Global Virtual Team Project

It’s No Fantasy: Executive MBA Students Drafted for Global Virtual Team Project

Monday, December 10, 2018

Before joining the Carlson School’s Executive MBA program, LJ Stock felt comfortable about his understanding of global business and how people from different countries worked together. As a senior manager at Enbridge Energy, Stock had a working relationship with a Canadian company, which helped him understand the slight differences between the U.S. and Canada.

But learning through the Carlson School’s Global Virtual Team Project—where he was working with students all around the world, virtually—opened Stock’s eyes to the cultural differences in businesspeople around the world.

“I thought these would all be simple, slight changes, like U.S. to Canada changes,” he says. “But it is nowhere near as extreme as the changes across the world. It was great to expand my horizons and see where the cultural differences really make a difference.”

Becoming Virtual Team Players

The Global Virtual Team Project allows Carlson School Executive MBA students to work with their counterparts from all three of the Carlson School’s Executive MBA programs across the globe—Minneapolis, Minn.; Vienna, Austria; and Guangzhou, China—virtually for six months on a business project. The teams consists of at least one student from each school, and at least 20 different countries are represented. These allow members of all the teams to experience different cultures, industries, and markets. Team members are from 20-30 different countries.

Together, they must find times to meet, discuss the business problems at hand, and overcome their cultural differences.

The work for each team begins in early November. The teams build a business plan for new market entry by using the knowledge and skills its members accumulated in their respective business careers and the new knowledge they’ve learned in the classroom. Through this teamwork and cross-cultural collaboration, they present their first paper together in March.

“This project puts the Carlson School in a very special spot in terms of what it can offer its students from the perspective of building their global experience,” says Svjetlana Madzar, senior lecturer, who teaches the Carlson Executive MBA international business course that coincides with the GVTP.

“It really exposes our students to the challenges of working across borders, across cultures, and virtually for an extended period of time. This helps them build these connections that they definitely will need, not just on that team, but on many global teams they will work on after they're done here.”

The Global Virtual Team Project Teaches International Collaboration

The Global Virtual Team Project provides Carlson School Executive MBA students with the unique opportunity to work in a collaborative team environment across cultures, industries, and markets.

Celebrating Accomplishments Together, IRL

When both the semester and project end in May, students from three different continents come together to meet each other face-to-face for the first time in Minneapolis. This culminates in all the groups presenting their final project to a panel of judges.

After the project, everyone walks together during their commencement ceremonies.

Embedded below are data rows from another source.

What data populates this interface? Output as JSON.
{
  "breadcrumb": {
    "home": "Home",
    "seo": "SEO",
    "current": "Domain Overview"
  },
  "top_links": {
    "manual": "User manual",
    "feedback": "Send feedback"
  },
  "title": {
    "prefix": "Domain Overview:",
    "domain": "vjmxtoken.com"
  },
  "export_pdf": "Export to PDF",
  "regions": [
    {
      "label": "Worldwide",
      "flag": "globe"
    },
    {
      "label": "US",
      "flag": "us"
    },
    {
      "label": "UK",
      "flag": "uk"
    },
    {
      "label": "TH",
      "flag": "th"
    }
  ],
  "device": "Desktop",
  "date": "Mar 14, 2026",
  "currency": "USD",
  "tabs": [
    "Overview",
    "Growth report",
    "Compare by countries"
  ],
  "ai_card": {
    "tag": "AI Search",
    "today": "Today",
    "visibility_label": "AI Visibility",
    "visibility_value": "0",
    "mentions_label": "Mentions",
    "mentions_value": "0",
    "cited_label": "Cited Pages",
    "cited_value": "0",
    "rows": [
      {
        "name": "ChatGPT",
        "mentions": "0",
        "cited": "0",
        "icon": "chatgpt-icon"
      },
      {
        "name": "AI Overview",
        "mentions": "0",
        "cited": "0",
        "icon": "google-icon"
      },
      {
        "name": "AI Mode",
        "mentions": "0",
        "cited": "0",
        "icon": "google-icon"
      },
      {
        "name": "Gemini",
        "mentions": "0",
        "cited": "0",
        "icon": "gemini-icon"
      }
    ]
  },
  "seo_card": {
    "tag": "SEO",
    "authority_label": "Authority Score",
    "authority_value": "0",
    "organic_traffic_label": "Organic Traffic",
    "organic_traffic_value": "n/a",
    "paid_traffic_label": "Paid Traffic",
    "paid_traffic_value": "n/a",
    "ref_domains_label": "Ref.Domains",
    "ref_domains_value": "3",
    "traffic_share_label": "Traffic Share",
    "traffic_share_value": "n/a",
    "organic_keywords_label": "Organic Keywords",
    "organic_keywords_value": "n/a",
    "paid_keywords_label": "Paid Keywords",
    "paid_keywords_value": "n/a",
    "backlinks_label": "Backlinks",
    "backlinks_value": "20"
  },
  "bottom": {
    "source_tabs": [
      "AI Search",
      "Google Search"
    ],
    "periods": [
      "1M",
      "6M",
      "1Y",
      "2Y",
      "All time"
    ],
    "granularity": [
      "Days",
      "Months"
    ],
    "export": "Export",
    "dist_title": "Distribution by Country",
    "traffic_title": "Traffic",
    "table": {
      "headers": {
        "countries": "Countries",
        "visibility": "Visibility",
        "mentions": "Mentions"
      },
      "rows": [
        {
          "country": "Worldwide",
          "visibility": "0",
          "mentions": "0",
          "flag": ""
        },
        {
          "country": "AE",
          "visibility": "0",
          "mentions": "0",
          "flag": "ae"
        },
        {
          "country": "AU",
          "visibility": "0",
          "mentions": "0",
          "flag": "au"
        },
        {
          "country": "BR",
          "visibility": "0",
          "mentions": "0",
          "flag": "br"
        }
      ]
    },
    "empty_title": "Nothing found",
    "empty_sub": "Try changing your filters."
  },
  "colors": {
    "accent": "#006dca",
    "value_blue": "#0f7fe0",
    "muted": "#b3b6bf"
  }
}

“At the beginning when they came up with this project, I really did not understand what was the purpose,” says Danijela Sevo, former Head of Customer Services for the Carnival Cruise Lines. “But now at the end, I really do understand because it is very important to be able to work with different people, coming from different countries and from different cultures. It’s very easy to work with someone who is from your country who has the same culture, but it is challenging to fit together as a team and to be able to understand and to work well with people that are coming from all over the world.”

Throughout the project, the students are challenged to cut down barriers and develop a global perspective that they can use for the remainder of their career.

“I've learned that there is an opportunity to really think globally,” Stock says. “And it's really about not just thinking the American way of doing things, or the Canadian way of doing things, but how all these teams can work together and use the diversity of all their skill sets together.”